A telling blend of Shusheela’s echo as words pinned like nature’s specimens in museum of brick.
‘Last night a deer’ by Kerry Darbishire “jumped through my window.”: and became me, in my tussle to be me while trying to redeer or redeem myself.
‘Miss Muffet Owns Her Inner Spider’ by Hannah Linden. A poem about a nursery rhyme, but one without rhymes. Redeering becomes respidering.
“— letting the pattern
make itself from you,…” the Gestalt pattern of three tantalising poems.
“Upstairs lives a couple whose names he always mixes up; both are named after kinds of birds.”
They may well be birds? And they remind me of ‘The Pelican’s New Clothes’ by Leena Krohn, a classic Humanagerie-like novella (reviewed here.) Recommended reading for lovers of this book. This striking story itself is a patchwork deadpan portrait of a boy who lives downstairs from that couple, with inferred urban deprivation and familial dysfunction, and with a sexually flighty mother, also inferred trans-tendencies in the boy as well as in pets or pests about the house, and high-pitched cackles voices in household things. Trans-chameleon patterns, too, in human behaviour as well as cockroach patterns. Who wears the peahen’s dress? What hides the peacock’s dewclaw? His mother with her boyfriend’s in her mouth? My questions, not necessarily the story’s.
‘Noctuary’ by Tarquin Landseer, on the other hand,
“all twittery
in furtive flight
inklings dip
to skiff the dewpond”
Bats, I Infer, as chameleon or pareidoliac words flitting down the page.
“It suggests that if we try hard enough we might be different.”

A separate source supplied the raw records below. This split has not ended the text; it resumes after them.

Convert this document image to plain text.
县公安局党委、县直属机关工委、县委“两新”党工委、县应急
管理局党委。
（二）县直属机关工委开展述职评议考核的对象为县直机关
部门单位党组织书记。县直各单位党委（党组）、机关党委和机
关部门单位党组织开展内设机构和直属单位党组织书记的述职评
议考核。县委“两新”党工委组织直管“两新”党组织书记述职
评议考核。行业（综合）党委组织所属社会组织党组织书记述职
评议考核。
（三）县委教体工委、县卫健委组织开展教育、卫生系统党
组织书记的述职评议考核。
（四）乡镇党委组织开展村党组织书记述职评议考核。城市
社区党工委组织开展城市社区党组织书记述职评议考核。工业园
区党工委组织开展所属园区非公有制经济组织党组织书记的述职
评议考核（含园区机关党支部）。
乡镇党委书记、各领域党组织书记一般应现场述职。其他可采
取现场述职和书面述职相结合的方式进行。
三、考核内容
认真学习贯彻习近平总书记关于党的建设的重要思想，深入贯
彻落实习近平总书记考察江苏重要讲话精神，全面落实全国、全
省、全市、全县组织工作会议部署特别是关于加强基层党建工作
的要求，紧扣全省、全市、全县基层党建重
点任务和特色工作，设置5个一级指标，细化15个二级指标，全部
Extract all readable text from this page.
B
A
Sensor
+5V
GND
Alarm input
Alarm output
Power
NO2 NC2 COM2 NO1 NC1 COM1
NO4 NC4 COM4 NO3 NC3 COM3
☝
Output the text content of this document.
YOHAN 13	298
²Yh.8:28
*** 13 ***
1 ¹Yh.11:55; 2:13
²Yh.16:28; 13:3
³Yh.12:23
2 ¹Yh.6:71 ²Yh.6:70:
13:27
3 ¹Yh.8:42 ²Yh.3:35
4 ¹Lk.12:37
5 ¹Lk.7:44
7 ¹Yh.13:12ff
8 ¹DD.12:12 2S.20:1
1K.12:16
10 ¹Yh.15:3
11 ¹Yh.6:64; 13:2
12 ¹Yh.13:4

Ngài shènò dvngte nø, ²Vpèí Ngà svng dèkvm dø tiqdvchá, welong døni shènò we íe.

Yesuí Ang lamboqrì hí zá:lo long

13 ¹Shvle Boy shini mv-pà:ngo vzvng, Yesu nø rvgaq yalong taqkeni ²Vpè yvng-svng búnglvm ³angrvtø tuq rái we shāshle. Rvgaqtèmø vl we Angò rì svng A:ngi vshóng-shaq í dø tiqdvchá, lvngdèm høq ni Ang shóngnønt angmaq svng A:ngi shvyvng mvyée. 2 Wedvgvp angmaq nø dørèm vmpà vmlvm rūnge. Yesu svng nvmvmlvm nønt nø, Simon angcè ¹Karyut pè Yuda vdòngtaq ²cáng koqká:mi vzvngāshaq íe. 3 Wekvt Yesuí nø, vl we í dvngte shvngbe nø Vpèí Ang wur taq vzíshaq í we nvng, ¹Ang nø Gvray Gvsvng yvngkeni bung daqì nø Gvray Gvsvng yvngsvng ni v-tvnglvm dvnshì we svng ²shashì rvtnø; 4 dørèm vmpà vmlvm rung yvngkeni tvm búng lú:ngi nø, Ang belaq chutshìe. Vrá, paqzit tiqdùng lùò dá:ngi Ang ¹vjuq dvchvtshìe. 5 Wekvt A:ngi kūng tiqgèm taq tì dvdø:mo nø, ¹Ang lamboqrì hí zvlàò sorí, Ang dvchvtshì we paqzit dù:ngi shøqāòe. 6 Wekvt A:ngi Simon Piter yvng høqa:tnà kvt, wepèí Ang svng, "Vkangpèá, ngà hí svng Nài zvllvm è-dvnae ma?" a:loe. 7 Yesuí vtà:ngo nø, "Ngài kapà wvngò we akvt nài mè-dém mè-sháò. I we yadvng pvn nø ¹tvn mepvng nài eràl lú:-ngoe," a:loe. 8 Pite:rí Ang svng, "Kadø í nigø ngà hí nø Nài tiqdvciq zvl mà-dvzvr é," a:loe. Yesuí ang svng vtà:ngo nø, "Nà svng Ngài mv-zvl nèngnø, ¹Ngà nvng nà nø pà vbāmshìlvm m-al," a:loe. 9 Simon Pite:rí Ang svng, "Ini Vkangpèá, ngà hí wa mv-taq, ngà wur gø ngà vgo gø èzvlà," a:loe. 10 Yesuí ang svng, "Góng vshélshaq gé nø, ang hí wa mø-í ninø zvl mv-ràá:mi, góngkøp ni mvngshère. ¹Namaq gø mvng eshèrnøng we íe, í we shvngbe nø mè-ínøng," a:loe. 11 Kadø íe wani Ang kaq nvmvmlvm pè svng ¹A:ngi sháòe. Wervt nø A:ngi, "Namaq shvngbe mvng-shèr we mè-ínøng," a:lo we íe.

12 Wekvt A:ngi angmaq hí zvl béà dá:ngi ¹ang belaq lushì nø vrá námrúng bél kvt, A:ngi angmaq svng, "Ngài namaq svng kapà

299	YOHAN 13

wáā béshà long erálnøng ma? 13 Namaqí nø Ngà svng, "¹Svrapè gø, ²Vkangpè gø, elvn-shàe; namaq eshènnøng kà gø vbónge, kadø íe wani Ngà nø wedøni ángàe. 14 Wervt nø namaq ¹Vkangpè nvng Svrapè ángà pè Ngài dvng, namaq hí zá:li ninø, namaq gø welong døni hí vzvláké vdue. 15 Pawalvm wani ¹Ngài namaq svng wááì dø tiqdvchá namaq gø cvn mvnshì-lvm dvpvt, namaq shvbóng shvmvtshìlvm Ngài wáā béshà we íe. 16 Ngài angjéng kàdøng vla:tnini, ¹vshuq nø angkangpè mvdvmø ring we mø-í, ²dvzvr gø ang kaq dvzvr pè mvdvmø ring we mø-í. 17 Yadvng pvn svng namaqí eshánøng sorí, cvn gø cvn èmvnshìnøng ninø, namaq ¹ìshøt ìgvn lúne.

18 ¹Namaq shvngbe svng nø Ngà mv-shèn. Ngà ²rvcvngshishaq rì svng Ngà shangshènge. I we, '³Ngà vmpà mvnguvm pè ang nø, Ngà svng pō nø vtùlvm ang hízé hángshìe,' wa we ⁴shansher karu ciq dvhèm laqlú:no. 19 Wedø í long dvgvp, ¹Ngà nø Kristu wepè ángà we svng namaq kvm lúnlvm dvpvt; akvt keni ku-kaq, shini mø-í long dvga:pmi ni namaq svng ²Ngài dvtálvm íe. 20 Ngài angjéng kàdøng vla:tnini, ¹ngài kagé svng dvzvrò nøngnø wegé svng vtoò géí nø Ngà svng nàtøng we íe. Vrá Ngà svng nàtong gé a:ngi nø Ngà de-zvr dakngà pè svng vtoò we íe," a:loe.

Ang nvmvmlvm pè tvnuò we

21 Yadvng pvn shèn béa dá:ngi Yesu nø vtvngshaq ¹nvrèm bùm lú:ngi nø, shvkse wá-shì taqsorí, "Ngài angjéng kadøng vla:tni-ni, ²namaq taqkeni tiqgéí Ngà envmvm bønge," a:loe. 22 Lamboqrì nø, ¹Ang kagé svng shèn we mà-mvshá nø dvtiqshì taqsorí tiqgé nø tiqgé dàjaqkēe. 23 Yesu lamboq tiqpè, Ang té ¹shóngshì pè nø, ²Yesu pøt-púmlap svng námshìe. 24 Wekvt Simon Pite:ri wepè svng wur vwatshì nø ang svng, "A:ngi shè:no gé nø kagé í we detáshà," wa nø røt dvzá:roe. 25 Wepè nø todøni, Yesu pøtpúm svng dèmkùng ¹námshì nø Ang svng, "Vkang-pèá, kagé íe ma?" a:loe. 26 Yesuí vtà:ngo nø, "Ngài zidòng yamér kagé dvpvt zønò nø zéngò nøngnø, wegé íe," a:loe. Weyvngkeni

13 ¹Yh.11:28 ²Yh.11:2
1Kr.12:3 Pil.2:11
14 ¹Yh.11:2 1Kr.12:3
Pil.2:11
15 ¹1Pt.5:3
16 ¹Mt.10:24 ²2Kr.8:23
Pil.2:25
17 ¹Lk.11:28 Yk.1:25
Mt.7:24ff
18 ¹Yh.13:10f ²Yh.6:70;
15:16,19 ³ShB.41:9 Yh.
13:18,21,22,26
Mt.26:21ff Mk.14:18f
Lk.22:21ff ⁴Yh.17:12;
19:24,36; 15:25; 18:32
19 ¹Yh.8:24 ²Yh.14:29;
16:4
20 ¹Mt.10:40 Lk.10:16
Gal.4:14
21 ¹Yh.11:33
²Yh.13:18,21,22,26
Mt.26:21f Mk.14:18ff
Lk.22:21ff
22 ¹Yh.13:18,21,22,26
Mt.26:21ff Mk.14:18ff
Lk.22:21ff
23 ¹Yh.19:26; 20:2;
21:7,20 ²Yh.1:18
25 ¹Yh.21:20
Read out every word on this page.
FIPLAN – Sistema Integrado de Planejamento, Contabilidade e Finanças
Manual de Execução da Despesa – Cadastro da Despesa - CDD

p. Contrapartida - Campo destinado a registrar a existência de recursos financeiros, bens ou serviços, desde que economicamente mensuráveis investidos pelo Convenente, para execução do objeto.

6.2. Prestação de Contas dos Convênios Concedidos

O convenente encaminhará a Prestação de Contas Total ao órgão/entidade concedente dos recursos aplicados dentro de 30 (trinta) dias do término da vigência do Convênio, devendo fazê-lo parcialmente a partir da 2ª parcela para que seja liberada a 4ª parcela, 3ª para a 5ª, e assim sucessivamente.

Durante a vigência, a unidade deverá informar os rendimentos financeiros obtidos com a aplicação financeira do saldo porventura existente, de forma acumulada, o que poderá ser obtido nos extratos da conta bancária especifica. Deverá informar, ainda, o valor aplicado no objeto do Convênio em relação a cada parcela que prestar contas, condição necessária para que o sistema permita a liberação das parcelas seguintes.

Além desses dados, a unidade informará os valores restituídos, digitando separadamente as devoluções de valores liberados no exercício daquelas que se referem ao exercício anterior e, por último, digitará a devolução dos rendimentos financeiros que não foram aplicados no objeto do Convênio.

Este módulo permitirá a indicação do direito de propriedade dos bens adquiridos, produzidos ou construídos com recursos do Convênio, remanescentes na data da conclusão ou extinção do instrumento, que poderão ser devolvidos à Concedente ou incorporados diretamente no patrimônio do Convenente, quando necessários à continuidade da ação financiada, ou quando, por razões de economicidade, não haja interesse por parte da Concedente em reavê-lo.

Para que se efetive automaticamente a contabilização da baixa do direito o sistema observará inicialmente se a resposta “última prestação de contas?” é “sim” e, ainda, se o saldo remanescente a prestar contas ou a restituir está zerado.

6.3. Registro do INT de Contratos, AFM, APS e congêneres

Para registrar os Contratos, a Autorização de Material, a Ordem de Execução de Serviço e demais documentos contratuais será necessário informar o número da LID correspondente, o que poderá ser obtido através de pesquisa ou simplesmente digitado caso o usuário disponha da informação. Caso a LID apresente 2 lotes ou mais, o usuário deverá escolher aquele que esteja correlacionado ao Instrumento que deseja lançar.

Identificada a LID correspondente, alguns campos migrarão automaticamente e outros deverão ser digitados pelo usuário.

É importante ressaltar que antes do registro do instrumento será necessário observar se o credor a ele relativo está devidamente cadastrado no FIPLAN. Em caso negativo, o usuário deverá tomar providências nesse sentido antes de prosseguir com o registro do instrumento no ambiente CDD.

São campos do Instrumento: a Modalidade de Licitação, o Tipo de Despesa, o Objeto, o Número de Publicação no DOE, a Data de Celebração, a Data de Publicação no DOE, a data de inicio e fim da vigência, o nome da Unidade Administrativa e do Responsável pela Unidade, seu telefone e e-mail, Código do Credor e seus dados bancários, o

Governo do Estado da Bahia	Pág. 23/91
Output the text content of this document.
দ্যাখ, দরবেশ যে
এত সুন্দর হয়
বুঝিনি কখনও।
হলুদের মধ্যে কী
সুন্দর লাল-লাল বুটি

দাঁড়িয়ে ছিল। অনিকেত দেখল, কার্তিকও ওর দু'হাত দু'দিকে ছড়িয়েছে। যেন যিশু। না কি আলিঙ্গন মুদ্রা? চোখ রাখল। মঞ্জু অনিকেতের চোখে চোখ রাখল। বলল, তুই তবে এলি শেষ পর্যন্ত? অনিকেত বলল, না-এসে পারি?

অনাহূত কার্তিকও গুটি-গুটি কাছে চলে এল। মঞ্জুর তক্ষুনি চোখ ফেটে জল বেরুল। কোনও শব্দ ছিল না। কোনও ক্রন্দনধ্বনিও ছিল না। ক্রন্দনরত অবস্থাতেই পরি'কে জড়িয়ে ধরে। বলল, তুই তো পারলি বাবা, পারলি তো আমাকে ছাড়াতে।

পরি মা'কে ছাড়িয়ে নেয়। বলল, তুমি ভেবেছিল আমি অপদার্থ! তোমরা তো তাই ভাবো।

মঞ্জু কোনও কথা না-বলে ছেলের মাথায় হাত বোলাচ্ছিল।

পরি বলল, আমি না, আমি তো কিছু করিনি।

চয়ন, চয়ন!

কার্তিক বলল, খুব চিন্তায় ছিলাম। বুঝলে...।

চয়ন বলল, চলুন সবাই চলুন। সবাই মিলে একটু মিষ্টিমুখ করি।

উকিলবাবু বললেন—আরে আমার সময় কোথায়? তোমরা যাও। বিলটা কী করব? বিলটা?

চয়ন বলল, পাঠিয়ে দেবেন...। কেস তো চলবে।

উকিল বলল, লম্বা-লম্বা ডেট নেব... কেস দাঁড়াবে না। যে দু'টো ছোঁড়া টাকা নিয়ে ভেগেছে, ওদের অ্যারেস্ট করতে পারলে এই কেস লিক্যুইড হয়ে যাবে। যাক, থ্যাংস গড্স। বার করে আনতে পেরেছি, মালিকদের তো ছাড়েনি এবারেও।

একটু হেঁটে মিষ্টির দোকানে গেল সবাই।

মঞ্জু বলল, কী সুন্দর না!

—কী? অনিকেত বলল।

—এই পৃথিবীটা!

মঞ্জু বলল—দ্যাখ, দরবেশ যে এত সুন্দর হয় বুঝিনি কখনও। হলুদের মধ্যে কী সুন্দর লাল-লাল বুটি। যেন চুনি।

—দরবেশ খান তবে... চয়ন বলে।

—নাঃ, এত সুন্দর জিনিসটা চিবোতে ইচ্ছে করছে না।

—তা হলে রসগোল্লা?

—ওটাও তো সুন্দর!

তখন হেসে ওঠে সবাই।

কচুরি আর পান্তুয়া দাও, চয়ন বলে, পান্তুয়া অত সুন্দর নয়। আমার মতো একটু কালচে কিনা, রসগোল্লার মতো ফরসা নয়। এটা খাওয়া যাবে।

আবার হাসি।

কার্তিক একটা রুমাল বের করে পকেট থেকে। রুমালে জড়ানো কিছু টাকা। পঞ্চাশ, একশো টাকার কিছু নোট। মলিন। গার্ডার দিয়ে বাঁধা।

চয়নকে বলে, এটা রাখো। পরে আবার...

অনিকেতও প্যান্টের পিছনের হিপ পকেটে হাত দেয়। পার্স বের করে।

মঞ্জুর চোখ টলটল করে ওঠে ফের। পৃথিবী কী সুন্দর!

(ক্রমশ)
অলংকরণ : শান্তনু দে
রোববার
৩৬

Convert or covet for the sake of one’s mother? The Child is not Father of the Man, but one half of one’s Parents, in a new version of Wordsworth? Or Wormsworth? This a mighty coda to the Humanagerie symphony. A girl who is abandoned by her anonymous mother at a private hospital with sufficient medical funds. The girl tries to summon back her yearned-for mother, in the narrative eyes of her doctor who gives this patchwork formal report, as Kappos’ report on his trans-patient was more deadpan. She tries to summon her mother to a choice of birthday parties. By a Kafkaesque metamorphosis as an unlikely wish for a small girl as a were-worm, with five hearts in separate parts of her body, and no spine. Or a wormy priapus emerging from Westcott’s skate or from Kappos’ dewclaw? Or a chopped Brexit into separate living forces, as a chopped worm can often become, separate lives from the singular preferable Gestalt or Gaia force? Perhaps, it is all these things. It is, meanwhile, essential Gould, a stand-alone masterpiece, in my book.
My previous reviews of this author: https://dflewisreviews.wordpress.com/2013/07/23/black-static-35/ and here when I first read the author’s classic story ‘Nights At the Regal’: https://nullimmortalis.wordpress.com/2010/08/10/beneath-the-ground-edited-by-joel-lane/
Full of transformative works. A budding centaura of literature.